In the 1879–1880 season Ince toured with Minnie Palmer's theatre troupe in the show Boarding School. In 1881 he portrayed the Innkeeper in Adolphe d'Ennery and Jules Verne's Michael Strogoff at Booth's Theatre on Broadway. In 1883 he starred in the premiere of Leander Richardson's Expiation at the Brooklyn Park Theatre. In 1884 he performed at Broadway's Fifth Avenue Theatre in Well Fed Dora. In 1886 he portrayed Wing Lee in My Partner at the Windsor Theatre (WT). He returned to the WT in 1889 in Wilton Payne's The Way of the World. He was also engaged at the Fifth Avenue Theatre in 1889 in The Love Story.

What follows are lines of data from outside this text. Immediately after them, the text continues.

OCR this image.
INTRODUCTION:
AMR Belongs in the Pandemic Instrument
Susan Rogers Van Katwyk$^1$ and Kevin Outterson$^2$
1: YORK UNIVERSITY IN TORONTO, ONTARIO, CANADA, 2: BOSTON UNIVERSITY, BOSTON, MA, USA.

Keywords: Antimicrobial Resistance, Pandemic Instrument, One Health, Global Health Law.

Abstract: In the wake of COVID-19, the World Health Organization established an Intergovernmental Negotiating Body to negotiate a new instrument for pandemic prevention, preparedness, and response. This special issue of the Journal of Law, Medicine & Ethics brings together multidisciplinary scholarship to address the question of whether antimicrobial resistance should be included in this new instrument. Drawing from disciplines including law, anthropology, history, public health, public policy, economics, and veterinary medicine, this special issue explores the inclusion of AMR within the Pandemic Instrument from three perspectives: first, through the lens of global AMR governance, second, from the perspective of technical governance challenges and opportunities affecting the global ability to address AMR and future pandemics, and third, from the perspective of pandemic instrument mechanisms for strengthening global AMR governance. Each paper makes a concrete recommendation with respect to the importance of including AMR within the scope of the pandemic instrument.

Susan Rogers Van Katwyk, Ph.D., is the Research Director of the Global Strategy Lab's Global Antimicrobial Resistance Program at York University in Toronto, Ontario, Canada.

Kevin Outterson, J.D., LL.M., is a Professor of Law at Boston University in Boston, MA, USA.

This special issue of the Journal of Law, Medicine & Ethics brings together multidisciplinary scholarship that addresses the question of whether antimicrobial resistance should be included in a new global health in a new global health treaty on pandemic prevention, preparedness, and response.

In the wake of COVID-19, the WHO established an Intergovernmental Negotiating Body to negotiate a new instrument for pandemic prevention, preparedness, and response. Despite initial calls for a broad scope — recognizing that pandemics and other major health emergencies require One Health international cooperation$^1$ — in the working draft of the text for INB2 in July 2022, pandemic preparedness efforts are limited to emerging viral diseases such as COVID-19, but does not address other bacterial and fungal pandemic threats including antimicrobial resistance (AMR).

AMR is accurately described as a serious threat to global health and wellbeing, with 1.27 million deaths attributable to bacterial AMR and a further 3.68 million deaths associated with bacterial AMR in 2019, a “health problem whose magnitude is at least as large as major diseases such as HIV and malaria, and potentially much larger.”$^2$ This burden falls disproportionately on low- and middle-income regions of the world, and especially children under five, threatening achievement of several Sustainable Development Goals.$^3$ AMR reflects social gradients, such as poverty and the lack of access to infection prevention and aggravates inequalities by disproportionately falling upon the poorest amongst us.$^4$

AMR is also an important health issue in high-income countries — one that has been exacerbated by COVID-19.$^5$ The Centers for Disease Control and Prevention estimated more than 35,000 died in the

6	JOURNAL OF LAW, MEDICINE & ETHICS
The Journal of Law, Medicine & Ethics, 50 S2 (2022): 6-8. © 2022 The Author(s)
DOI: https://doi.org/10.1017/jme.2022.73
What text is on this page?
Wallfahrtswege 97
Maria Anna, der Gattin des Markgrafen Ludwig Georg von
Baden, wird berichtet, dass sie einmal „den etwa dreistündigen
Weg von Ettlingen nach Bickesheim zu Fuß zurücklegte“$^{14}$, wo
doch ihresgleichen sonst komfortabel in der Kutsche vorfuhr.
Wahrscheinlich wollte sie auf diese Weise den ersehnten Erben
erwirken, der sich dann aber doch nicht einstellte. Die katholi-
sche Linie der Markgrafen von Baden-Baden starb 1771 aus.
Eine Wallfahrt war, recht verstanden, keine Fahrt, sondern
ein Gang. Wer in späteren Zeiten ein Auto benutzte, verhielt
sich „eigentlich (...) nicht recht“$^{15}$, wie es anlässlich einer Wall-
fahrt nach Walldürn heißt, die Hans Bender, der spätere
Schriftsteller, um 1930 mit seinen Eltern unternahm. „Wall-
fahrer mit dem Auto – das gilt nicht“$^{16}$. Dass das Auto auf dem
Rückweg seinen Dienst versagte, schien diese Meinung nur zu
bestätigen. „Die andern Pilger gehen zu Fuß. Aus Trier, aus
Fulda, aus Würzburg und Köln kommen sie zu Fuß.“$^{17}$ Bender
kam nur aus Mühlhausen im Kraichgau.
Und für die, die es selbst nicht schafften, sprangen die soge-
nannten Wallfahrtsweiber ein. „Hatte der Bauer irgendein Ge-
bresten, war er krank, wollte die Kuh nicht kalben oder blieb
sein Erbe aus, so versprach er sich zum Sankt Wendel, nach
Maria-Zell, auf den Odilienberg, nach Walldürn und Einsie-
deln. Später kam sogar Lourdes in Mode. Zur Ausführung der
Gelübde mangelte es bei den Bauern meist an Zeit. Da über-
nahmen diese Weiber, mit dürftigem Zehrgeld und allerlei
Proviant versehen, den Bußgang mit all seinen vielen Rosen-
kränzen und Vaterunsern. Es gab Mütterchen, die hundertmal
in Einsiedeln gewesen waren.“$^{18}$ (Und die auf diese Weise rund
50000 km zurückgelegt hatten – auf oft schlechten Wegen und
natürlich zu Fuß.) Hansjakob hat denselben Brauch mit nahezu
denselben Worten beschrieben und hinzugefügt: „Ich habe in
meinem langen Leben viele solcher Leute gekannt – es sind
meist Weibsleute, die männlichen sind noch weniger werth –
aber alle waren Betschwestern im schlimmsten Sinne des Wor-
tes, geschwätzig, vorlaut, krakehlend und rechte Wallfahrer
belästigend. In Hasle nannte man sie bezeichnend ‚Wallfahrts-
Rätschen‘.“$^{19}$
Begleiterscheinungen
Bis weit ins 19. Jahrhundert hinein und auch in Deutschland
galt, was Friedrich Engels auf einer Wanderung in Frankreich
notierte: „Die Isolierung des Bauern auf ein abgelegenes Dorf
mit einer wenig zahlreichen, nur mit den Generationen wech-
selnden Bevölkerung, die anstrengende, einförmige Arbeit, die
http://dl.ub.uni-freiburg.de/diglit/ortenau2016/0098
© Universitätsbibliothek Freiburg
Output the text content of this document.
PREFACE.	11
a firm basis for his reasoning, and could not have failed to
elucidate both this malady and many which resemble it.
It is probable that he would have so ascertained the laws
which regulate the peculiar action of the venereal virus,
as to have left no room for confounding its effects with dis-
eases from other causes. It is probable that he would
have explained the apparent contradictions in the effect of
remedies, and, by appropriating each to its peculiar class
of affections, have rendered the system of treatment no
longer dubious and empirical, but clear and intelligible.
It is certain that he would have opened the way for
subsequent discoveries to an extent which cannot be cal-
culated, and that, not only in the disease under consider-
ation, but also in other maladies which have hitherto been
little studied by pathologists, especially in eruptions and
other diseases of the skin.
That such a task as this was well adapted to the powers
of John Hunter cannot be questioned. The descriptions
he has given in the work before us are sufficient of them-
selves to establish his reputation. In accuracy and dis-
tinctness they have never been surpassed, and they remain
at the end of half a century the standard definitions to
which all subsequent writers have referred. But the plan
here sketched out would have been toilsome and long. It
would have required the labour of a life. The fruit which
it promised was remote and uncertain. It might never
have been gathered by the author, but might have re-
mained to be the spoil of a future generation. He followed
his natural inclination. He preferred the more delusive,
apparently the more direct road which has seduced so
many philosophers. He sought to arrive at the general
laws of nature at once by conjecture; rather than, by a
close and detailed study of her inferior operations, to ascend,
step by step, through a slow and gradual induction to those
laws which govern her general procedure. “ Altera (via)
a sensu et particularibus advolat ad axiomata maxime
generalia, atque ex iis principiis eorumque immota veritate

In 1890 Ince performed at the Grand Opera House in Manhattan in A Gold Mine, and in Webster Edgerly's Christopher Columbus in a return to the WT. He toured in 1890–1891 season in the play Paul Kauvar. In 1892 he performed as Wouter Van Twiller in Henry Guy Carleton's Ye Earlie Trouble at Proctor's Theatre. In 1893 he portrayed Sergeant Casey in Margaret Bradford Smith's Captain Herne, U.S.A. at the Union Square Theatre. In 1894 he performed at Broadway's Bijou Theatre as Brooks in Carleton's Lem Kettle.

In 1896 Ince portrayed Judge Theodore Mott in McKee Rankin's True To Life at Broadway's Murray Hill Theatre. In October 1898 he replaced actor R. A. Roberts Sergeant Dan Doxey in the Broadway production of Cecil Raleigh and Seymour Hicks's Sporting Life. In 1899 he portrayed Theodore Vane in Anita Vivanti Chartres's That Man at the Herald Square Theatre.
==20th century career and death==
By 1901 Ince had established a dramatic school in New York City at 1439 Broadway where he prepared pupils for both legitimate theatre and vaudeville. In 1906 he portrayed the old law clerk Cushman in Sydney Rosenfeld's The Optimist at Daly's Theatre.His last appearance on the stage were in 1907 at Proctor's 58th Street Theatre in the shows Pudd'nhead Wilson and The Unexpected Happened. Pudd'nhead Wilson was a stage adaptation of Mark Twain's novel by Frank Mayo which he had previously performed in at Broadway's Herald Square Theatre in 1895 (as the character Swan). The Unexpected Happened was a vaudeville show created by Tom Ince for his parents.

Ince died at his home in Sheepshead Bay, Brooklyn on January 18, 1909.